The secretary bowed again and disappeared. Almost immediately he was back, bowing once more over a neatly typed single sheet of paper.

“What is our total expenditure in The Guardian for the current year, up to date?”

“For display advertising, eleven hundred and forty-seven dollars, sixty cents. For reading matter, two hundred and seventy-five.”

“That includes editorial matter?”

“Yes, sir.”

“And in The Record?”

“Seventeen hundred and twenty, sir. All display. They make no charge for editorials or readers, you recall, sir.”

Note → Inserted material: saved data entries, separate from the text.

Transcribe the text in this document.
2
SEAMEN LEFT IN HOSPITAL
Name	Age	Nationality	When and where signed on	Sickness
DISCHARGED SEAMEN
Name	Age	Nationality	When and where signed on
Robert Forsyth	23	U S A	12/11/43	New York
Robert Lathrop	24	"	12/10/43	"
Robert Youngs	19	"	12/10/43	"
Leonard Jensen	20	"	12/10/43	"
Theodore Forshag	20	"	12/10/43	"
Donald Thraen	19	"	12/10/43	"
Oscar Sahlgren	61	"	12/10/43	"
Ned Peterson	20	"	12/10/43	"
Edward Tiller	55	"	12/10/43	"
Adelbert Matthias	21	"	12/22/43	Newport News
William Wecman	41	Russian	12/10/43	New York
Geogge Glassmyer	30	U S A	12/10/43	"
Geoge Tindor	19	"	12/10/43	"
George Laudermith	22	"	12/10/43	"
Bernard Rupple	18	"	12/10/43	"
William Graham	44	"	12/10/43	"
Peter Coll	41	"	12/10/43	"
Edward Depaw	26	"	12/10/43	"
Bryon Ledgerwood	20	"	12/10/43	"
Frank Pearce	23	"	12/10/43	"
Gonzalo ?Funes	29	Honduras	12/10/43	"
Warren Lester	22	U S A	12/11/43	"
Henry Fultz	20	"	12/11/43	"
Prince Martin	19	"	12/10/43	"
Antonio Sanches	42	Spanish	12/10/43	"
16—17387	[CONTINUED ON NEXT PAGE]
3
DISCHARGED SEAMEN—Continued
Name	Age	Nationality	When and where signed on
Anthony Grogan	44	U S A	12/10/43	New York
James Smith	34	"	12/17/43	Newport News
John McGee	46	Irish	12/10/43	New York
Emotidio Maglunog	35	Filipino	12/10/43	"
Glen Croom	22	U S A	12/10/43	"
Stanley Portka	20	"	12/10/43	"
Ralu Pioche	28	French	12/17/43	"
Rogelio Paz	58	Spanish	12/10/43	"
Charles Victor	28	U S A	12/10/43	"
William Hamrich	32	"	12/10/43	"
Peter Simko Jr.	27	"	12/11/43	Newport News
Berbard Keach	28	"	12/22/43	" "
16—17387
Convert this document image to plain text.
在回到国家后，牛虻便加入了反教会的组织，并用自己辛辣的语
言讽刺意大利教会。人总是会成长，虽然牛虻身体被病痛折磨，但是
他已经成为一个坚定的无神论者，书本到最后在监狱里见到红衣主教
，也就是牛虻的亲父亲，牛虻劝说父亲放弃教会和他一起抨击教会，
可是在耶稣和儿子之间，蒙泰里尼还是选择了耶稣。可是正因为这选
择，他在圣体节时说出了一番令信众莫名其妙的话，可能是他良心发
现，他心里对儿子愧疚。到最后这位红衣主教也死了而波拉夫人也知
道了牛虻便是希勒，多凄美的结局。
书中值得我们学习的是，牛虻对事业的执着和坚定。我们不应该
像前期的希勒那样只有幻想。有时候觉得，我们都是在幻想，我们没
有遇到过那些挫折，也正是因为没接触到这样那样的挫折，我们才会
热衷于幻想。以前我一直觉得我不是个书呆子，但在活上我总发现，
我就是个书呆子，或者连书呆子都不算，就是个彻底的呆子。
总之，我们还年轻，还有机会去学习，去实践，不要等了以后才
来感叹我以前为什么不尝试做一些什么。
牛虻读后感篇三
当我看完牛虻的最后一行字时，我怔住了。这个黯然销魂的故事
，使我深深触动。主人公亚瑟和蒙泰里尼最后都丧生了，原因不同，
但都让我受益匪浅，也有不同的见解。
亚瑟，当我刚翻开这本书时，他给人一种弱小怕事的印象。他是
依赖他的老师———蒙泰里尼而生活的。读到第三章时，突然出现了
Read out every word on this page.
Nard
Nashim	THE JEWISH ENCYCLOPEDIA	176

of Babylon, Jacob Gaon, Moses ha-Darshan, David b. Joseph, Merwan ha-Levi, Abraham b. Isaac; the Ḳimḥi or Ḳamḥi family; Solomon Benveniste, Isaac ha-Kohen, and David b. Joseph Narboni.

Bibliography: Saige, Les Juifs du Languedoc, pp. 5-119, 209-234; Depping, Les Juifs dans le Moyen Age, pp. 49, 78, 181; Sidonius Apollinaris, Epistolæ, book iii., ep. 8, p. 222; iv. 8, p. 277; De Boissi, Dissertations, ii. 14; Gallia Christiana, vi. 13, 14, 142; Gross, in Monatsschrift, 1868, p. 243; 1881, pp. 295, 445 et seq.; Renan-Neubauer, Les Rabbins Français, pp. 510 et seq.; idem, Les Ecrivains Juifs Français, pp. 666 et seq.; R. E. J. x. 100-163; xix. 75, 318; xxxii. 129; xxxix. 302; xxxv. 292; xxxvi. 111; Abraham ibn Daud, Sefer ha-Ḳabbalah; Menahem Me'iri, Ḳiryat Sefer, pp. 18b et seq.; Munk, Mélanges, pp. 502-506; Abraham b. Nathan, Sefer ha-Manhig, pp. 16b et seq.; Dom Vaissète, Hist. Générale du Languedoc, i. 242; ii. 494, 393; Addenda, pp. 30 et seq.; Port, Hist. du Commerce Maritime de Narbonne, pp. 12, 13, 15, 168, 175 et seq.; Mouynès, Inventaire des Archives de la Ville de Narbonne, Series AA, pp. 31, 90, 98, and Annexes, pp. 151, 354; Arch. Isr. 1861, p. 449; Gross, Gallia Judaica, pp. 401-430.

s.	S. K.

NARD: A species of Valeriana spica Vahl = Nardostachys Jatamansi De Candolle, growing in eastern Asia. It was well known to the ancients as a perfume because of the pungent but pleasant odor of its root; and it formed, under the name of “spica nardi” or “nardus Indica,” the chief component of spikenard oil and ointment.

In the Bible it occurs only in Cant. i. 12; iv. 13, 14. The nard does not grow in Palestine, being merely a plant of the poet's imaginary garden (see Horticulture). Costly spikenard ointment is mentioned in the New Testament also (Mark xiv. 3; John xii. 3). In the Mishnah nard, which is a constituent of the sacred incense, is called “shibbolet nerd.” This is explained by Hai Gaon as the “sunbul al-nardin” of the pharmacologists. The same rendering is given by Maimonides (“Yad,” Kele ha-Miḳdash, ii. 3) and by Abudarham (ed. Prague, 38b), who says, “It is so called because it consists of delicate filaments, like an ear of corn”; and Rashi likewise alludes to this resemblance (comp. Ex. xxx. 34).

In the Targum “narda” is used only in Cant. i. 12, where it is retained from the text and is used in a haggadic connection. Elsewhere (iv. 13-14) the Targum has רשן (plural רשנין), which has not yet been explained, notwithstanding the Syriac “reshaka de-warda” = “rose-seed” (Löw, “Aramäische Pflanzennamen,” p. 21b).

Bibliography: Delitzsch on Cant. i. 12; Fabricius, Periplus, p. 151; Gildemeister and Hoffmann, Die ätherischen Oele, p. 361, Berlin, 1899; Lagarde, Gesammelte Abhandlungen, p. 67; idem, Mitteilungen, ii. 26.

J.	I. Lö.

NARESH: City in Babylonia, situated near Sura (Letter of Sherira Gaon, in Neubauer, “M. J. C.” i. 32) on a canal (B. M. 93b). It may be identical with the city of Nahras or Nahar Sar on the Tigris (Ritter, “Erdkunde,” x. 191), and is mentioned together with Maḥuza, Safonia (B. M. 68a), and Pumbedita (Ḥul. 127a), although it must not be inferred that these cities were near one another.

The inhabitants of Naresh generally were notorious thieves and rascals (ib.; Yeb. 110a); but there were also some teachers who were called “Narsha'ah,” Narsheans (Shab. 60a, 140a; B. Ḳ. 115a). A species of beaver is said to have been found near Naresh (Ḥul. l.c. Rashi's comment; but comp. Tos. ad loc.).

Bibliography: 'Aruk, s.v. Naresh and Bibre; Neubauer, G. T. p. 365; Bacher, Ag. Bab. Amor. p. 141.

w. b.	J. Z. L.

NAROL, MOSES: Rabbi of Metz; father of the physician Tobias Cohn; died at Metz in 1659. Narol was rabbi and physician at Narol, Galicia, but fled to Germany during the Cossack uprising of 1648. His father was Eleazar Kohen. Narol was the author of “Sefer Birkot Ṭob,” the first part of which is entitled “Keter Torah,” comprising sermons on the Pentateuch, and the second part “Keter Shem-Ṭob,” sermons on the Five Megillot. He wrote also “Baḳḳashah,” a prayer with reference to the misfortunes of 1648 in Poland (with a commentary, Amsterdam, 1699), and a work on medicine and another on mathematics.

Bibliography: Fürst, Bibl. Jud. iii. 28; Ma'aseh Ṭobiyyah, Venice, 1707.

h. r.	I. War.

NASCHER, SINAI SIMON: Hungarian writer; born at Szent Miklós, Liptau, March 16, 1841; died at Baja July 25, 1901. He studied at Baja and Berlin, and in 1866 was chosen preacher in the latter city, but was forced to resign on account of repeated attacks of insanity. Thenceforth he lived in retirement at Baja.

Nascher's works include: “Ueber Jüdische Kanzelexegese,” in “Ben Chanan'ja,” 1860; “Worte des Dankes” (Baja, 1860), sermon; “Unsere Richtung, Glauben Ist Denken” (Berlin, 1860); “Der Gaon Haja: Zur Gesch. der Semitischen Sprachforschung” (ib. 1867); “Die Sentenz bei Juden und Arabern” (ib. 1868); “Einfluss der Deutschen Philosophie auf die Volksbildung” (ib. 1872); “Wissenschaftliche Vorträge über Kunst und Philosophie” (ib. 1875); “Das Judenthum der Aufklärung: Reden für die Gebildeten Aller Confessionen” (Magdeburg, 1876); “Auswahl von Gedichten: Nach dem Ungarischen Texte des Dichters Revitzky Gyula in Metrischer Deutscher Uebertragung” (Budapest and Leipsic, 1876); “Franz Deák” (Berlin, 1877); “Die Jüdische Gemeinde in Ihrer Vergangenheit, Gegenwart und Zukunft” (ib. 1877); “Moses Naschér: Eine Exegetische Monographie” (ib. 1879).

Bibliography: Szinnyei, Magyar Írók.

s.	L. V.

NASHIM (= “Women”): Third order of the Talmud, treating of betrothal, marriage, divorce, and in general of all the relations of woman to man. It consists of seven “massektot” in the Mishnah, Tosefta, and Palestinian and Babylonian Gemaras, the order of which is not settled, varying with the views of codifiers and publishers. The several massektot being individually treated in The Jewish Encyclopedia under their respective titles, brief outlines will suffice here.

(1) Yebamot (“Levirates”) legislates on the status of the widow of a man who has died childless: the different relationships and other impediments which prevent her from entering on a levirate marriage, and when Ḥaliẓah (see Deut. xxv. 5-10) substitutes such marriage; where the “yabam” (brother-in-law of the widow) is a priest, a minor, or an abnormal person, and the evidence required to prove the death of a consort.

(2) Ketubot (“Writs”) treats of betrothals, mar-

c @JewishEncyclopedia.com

“True. We pay them a higher rate for display, and the editorial support is—er—”

“By way of gratitude,” suggested Dana.

“Exactly. Do you think, Dana, that either paper is in a position to discard the P.-U.‘s support?”

“Just a moment,” said the lawyer. “That display advertising bill of The Guardian’s; what was the bill as rendered?”

Looking to Montrose Clark for permission and receiving it in a nod, the hand-perfected secretary replied, “Sixteen hundred dollars.”

“Scaled down to a net of about eleven hundred and fifty.”

“Yes. With discounts and rebates.”

“Wymett fooled Robson worse than I had supposed. The young fool bought on the basis of the book rates. Discounts and rebates are going to be an unpleasant surprise to him.”

“All of which will make him the easier to handle.”

“Maybe. With gloves.”

“It is not my habit,” said the local potentate austerely, “to concern myself deeply with other people’s over-sensitiveness, when it is a matter of business.”

“Go easy with him,” insisted the other. “He’s got a temper. There’s a kind of a you-be-damned-ness about him. He’s a little puffed up with his new sense of power, and we’ve got to allow for that.”

“Sense of power?” The magnate looked puzzled for the moment. “Oh, you mean his paper!” He laughed. “All right, Dana. I’ll be tactful with him. But of course I shan’t tolerate any nonsense.”

The retort, “I doubt if he will, either,” was on the tip of the lawyer’s tongue. He suppressed it. It would only have irritated Montrose Clark’s vanity which, under friction, was prone to develop prickly heat.

Let him find out for himself how to handle human nettles if he could n’t take cannier men’s advice!